Und wenn der atypische Verzicht in diesem Alter auf so etwas wie Discotouren oder Partys zur Berufung in die U-19-Nationalmannschaft führt, leidet man gerne. Doch das Beispiel von Stegmayer zeigt auch die Mängel des Systems. Aufgrund der bis zu 60 Pflichtspiele für die Landesauswahl, für die Nationalmannschaft und für den Bundesligaverein bewegen sich viele Spieler an der Grenze der physischen und psychischen Belastbarkeit. "Wir sind nur noch am Regenerieren", klagt Niedermayer. "Das Trainieren und die Ausbildung kommen dadurch zu kurz."
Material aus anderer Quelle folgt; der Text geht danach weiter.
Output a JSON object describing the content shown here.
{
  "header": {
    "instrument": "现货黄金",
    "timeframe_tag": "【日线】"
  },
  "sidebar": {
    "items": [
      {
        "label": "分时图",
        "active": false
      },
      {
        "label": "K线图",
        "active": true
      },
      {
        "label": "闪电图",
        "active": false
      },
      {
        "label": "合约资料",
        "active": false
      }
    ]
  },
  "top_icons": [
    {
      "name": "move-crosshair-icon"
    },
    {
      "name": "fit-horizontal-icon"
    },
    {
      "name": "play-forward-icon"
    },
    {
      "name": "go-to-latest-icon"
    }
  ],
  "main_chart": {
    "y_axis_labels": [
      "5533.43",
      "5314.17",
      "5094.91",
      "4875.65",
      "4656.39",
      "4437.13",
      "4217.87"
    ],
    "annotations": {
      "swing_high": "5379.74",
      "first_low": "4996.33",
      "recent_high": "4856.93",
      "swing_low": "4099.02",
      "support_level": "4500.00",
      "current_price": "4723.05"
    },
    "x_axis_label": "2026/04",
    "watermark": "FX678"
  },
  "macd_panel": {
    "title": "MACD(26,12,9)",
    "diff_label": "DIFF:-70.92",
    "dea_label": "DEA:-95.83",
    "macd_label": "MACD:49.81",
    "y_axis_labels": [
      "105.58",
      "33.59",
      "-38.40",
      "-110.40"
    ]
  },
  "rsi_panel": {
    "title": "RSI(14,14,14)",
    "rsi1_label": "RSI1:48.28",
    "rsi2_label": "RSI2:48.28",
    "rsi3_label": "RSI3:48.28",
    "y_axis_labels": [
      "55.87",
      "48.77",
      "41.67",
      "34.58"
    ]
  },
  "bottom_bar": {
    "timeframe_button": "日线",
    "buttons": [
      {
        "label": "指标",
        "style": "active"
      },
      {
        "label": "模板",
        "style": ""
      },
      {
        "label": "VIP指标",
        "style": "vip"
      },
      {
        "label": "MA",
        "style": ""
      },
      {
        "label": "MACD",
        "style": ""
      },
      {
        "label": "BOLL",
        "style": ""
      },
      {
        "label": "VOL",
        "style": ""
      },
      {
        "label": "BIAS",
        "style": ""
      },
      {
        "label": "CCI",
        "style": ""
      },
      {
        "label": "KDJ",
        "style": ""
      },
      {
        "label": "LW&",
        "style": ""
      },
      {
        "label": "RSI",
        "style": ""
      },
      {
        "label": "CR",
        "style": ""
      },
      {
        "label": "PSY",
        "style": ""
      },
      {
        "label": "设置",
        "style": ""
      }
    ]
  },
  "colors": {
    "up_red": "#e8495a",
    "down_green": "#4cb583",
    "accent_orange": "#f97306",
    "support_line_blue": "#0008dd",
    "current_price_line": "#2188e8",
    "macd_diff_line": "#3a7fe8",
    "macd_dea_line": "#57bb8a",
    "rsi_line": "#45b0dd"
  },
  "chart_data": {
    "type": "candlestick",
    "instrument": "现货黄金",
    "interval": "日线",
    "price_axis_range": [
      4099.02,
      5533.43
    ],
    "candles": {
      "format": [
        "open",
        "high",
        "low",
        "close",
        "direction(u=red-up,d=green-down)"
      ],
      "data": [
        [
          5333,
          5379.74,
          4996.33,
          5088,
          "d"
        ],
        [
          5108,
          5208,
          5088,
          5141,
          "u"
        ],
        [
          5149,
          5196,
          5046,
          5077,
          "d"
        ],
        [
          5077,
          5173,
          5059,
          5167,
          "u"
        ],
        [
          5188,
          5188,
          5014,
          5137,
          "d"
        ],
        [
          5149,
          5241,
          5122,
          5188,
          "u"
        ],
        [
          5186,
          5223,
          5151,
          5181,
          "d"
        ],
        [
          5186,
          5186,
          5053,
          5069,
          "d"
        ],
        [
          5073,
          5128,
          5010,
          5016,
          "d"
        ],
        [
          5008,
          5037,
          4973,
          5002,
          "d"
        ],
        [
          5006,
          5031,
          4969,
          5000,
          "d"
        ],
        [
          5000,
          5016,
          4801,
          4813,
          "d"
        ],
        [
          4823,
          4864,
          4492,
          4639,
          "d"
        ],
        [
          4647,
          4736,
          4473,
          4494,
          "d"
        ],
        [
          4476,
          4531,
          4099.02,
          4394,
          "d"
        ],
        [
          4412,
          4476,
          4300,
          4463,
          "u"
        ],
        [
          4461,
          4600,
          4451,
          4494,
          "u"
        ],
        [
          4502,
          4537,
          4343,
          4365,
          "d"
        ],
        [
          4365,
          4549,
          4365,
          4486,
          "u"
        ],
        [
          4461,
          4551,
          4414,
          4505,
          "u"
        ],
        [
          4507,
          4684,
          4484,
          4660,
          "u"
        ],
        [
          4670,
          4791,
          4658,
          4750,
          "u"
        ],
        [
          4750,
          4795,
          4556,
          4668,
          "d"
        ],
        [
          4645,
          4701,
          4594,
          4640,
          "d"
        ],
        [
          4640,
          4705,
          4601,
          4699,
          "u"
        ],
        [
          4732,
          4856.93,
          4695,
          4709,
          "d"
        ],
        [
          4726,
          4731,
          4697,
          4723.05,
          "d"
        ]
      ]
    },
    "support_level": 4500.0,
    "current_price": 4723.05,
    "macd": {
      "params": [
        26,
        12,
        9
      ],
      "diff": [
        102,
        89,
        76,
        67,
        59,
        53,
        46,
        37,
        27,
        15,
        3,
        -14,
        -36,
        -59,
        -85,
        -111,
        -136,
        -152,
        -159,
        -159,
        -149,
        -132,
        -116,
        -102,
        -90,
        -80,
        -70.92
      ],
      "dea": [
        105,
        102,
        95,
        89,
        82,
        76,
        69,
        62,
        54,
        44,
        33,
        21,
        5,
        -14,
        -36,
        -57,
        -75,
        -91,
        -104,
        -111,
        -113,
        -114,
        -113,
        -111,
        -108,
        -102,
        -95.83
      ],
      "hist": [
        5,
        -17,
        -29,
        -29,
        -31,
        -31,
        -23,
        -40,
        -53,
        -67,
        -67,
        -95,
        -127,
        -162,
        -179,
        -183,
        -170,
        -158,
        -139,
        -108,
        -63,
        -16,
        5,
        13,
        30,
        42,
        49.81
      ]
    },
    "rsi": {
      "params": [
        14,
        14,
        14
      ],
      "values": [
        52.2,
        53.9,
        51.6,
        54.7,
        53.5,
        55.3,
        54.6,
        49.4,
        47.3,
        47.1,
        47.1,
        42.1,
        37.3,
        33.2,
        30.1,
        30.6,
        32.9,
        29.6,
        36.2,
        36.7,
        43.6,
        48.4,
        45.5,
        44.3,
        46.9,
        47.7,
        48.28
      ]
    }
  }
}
Szenewechsel: wenn der A-Jugend-Trainer der Stuttgarter Kickers, Wolfgang Schneck, über die Talentsichtung in seinem Klub spricht, fallen häufig Worte wie "Nichtabstieg", "einfache finanzielle Mittel" und "Spieler für das Regionalligateam herausbringen". Die Blauen haben weder ein systematisch aufgebautes Spielerbeobachtungssystem, noch können sie den Spielern Wohnmöglichkeiten zur Verfügung stellen. "Zu kostspielig, aber wir jammern nicht", sagt Schneck und preist das "sehr gute Trainerteam und das hervorragende Umfeld" des Vereins an.

Um dennoch wettbewerbsfähig zu bleiben, haben die Kickers nur eine Chance, wenn sie die Nischenplätze besetzen: zum Beispiel die Eltern. "Sie sind unsere besten Talentsichter", sagt Schneck; zum Beispiel die klubeigenen Kleinbusse. "Mit denen werden alle gerne ins Training gefahren", so der Coach; zum Beispiel die Nähe zum großen VfB Stuttgart. Schneck: "Diejenigen, die es dort nicht in die ersten Jugendmannschaften schaffen, kommen zu uns."

Michael Stegmayer will nicht zu den Kickers - er will zur WM 2006. Und gegen das Trikot mit dem Bundesadler haben seine Eltern auch nichts einzuwenden.